Click here for the answer

simpson_data <- simpson_data |> 
  mutate(
    re_predictions = predict(simpson_fit)
  )

We now plot these predictions:

simpson_data |> 
  ggplot(
    aes(
      x = V1, 
      y = V2,
      colour = Group
    )
  ) +
  geom_point() +
  # override part of the aesthetic mapping to get predictions into `geom_path`
  geom_path(
    aes(y = re_predictions)
  )

Letting the model know about the grouping structure, via random intercepts, is enough to fix the problem with the simple linear regression. If you are interested, compare this to a multiple linear regression with Group as fixed effect.

5.2.2 Word duration and frequency

Complex mixed effects models benefit from scaling and/or centring variables. This is true both for humans and for the computer. For us, it can help with interpretation of models. For the machine, it can help with the mathematics of fitting the model.

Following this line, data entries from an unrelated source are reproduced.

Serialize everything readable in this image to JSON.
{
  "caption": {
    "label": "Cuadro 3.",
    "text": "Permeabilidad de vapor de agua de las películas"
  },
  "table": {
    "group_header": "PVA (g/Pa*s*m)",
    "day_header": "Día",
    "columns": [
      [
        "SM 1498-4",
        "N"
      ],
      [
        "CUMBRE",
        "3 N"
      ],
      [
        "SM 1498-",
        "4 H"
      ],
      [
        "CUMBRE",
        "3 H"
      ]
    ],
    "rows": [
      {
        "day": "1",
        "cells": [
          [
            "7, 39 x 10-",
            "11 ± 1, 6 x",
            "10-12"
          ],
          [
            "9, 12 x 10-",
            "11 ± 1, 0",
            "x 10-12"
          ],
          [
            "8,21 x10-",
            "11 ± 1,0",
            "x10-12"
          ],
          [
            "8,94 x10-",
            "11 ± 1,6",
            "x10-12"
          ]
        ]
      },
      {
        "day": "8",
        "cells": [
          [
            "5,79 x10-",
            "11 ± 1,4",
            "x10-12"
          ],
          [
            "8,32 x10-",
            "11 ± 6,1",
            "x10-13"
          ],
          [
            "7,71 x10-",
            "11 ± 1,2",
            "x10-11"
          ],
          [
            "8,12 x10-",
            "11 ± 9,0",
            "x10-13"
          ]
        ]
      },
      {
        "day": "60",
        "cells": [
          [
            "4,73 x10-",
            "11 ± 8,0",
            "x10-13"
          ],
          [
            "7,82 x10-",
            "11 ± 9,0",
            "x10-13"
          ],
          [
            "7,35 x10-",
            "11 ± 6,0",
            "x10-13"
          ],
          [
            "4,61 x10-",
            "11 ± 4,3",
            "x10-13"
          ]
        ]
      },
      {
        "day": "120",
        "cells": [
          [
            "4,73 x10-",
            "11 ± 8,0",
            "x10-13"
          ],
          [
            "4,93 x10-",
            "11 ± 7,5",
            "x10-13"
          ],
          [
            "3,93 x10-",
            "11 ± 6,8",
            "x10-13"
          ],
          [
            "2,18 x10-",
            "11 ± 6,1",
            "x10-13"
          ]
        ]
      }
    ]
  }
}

Both use the scale() function.

Look at the documentation for scale().

Work out how to scale only, centre only, and do both using the function. What is the default behaviour?
Create two new variables in big_dia:
1. centred_frequency, which centres unigram.google.gb.
2. scaled_duration, which scales and centres WordDuration
Fit a model with scaled_duration as the response, centred_frequency and final as fixed effects, and random intercepts for Speaker and TargetOrthography (i.e. the word).
Look at the summary and plot the overall model prediction. Note that you can generate predictions for each Speaker and ignoring Speaker by using the re.form argument to predict(). Say re.form = NA to ignore groups.

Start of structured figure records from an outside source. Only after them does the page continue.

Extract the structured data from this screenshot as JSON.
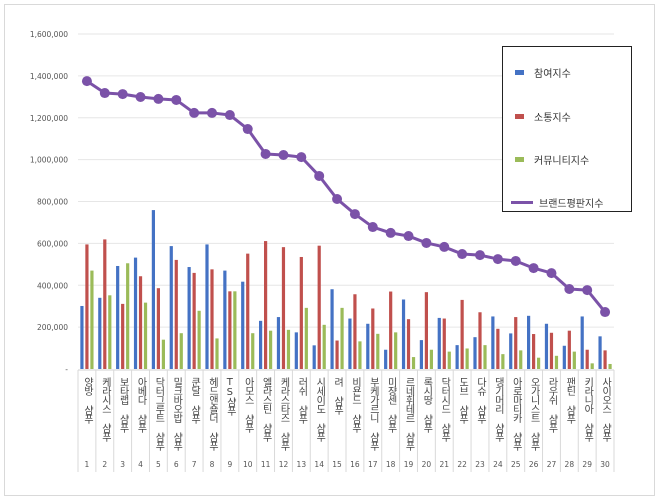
{
  "chart_data": {
    "type": "bar",
    "title": "",
    "xlabel": "",
    "ylabel": "",
    "ylim": [
      0,
      1600000
    ],
    "yticks": [
      0,
      200000,
      400000,
      600000,
      800000,
      1000000,
      1200000,
      1400000,
      1600000
    ],
    "ytick_labels": [
      "-",
      "200,000",
      "400,000",
      "600,000",
      "800,000",
      "1,000,000",
      "1,200,000",
      "1,400,000",
      "1,600,000"
    ],
    "grid": true,
    "legend_position": "top-right",
    "categories": [
      "양방 샴푸",
      "케라시스 샴푸",
      "보타랩 샴푸",
      "아베다 샴푸",
      "닥터그루트 샴푸",
      "밀크바오밥 샴푸",
      "쿤달 샴푸",
      "헤드앤숄더 샴푸",
      "TS샴푸",
      "아모스 샴푸",
      "엘라스틴 샴푸",
      "케라스타즈 샴푸",
      "러쉬 샴푸",
      "시세이도 샴푸",
      "려 샴푸",
      "비욘드 샴푸",
      "부케가르니 샴푸",
      "미쟝센 샴푸",
      "르네휘테르 샴푸",
      "록시땅 샴푸",
      "닥터시드 샴푸",
      "도브 샴푸",
      "다슈 샴푸",
      "댕기머리 샴푸",
      "아로마티카 샴푸",
      "오가니스트 샴푸",
      "라우쉬 샴푸",
      "팬틴 샴푸",
      "키라니아 샴푸",
      "사이오스 샴푸"
    ],
    "ranks": [
      "1",
      "2",
      "3",
      "4",
      "5",
      "6",
      "7",
      "8",
      "9",
      "10",
      "11",
      "12",
      "13",
      "14",
      "15",
      "16",
      "17",
      "18",
      "19",
      "20",
      "21",
      "22",
      "23",
      "24",
      "25",
      "26",
      "27",
      "28",
      "29",
      "30"
    ],
    "series": [
      {
        "name": "참여지수",
        "type": "bar",
        "color": "#4472c4",
        "values": [
          301000,
          340000,
          492000,
          532000,
          759000,
          587000,
          487000,
          595000,
          470000,
          417000,
          230000,
          248000,
          175000,
          113000,
          381000,
          241000,
          216000,
          92000,
          332000,
          138000,
          244000,
          114000,
          152000,
          251000,
          170000,
          254000,
          216000,
          111000,
          251000,
          156000
        ]
      },
      {
        "name": "소통지수",
        "type": "bar",
        "color": "#c0504d",
        "values": [
          595000,
          619000,
          311000,
          443000,
          386000,
          521000,
          459000,
          476000,
          371000,
          551000,
          611000,
          582000,
          535000,
          589000,
          136000,
          357000,
          289000,
          370000,
          238000,
          367000,
          241000,
          330000,
          271000,
          192000,
          248000,
          167000,
          173000,
          183000,
          92000,
          89000
        ]
      },
      {
        "name": "커뮤니티지수",
        "type": "bar",
        "color": "#9bbb59",
        "values": [
          470000,
          352000,
          505000,
          317000,
          140000,
          171000,
          278000,
          146000,
          371000,
          171000,
          183000,
          187000,
          292000,
          211000,
          292000,
          132000,
          168000,
          175000,
          57000,
          92000,
          83000,
          98000,
          114000,
          71000,
          89000,
          54000,
          63000,
          83000,
          27000,
          24000
        ]
      },
      {
        "name": "브랜드평판지수",
        "type": "line",
        "color": "#7b52a8",
        "values": [
          1375000,
          1318000,
          1313000,
          1299000,
          1290000,
          1285000,
          1223000,
          1223000,
          1213000,
          1146000,
          1027000,
          1022000,
          1012000,
          922000,
          812000,
          740000,
          678000,
          650000,
          635000,
          602000,
          583000,
          549000,
          544000,
          525000,
          516000,
          482000,
          458000,
          382000,
          377000,
          272000
        ]
      }
    ]
  }
}
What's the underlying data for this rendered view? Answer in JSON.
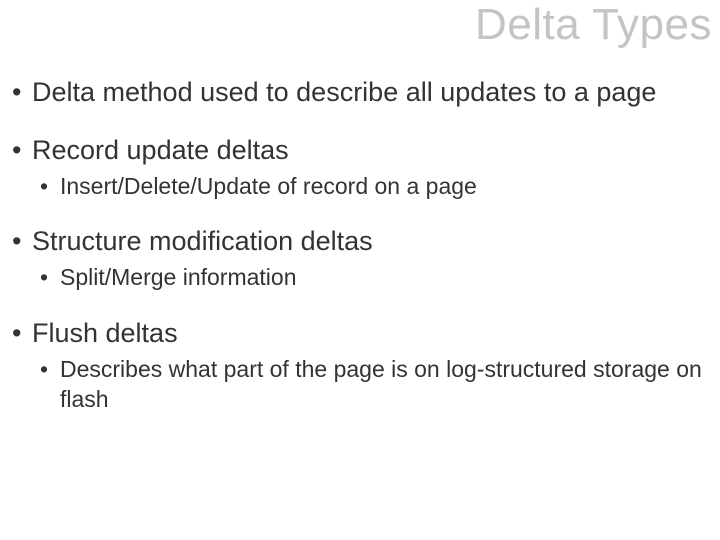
{
  "slide": {
    "title": "Delta Types",
    "title_color": "#c4c4c4",
    "title_fontsize": 44,
    "body_color": "#333333",
    "background_color": "#ffffff",
    "font_family": "Segoe UI Light",
    "bullets": [
      {
        "text": "Delta method used to describe all updates to a page",
        "fontsize": 27,
        "sub": []
      },
      {
        "text": "Record update deltas",
        "fontsize": 27,
        "sub": [
          {
            "text": "Insert/Delete/Update of record on a page",
            "fontsize": 23
          }
        ]
      },
      {
        "text": "Structure modification deltas",
        "fontsize": 27,
        "sub": [
          {
            "text": "Split/Merge information",
            "fontsize": 23
          }
        ]
      },
      {
        "text": "Flush deltas",
        "fontsize": 27,
        "sub": [
          {
            "text": "Describes what part of the page is on log-structured storage on flash",
            "fontsize": 23
          }
        ]
      }
    ]
  }
}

Click here for the answer to (2)

big_dia <- big_dia |> 
  mutate(
    centred_frequency = scale(
      unigram.google.gb, 
      scale=FALSE
    ),
  scaled_duration = scale(WordDuration)
  )

Click here for the answer to (3)

intercept_fit <- lmer(
  scaled_duration ~ centred_frequency + final +
    (1|Speaker) + (1|TargetOrthography),
  data = big_dia
)

We can also add random slopes. Recall that (1 + variable|group) fits a random intercept and slope for each group and estimates the correlation of the intercepts and slopes.

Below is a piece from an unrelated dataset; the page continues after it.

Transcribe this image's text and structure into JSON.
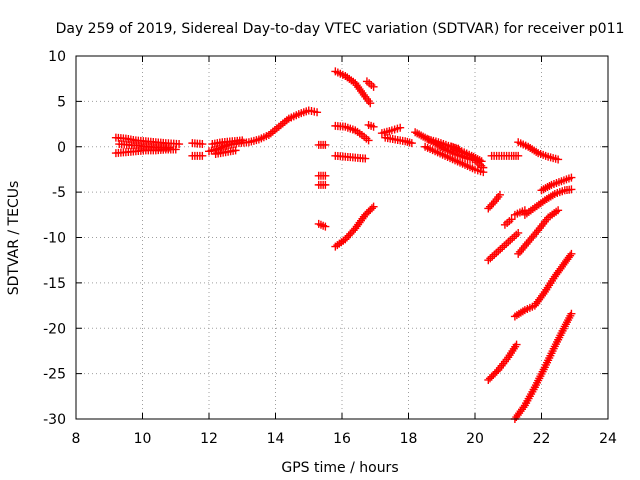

Extend the model you fit in (3) to include a random slope on centred_frequency. Explore this model using the tools we have considered already.

Click here for the answer to (5)

slope_fit <- lmer(
  scaled_duration ~ centred_frequency + final +
    (1 + centred_frequency|Speaker) + (1|TargetOrthography),
  data = big_dia
)

How do we test the significance of centred frequency? We discussed using the anova() function for model comparison.

Fit a model which matched the model in (5), but doesn’t include centred_frequency anywhere. Use the argument REML = FALSE in lmer(). Compare this model with the model in (5) using the anova() function, with argument test = 'Chisq'. Does this method indicate a statistically significant effect of centred_frequency? What is the \(p\)-value?

We can extracting random effects terms from our model using the ranef() function.

re_slope <- ranef(slope_fit)

Look at the structure of this object in the RStudio Environment pane (top right)
Make a histogram of the random intercepts of TargetOrthography. Does this look normally distributed to you?
Create a scatter plot of speaker intercepts and slopes for Speaker. Are these values correlated? What might this suggest about the effect of frequency on duration?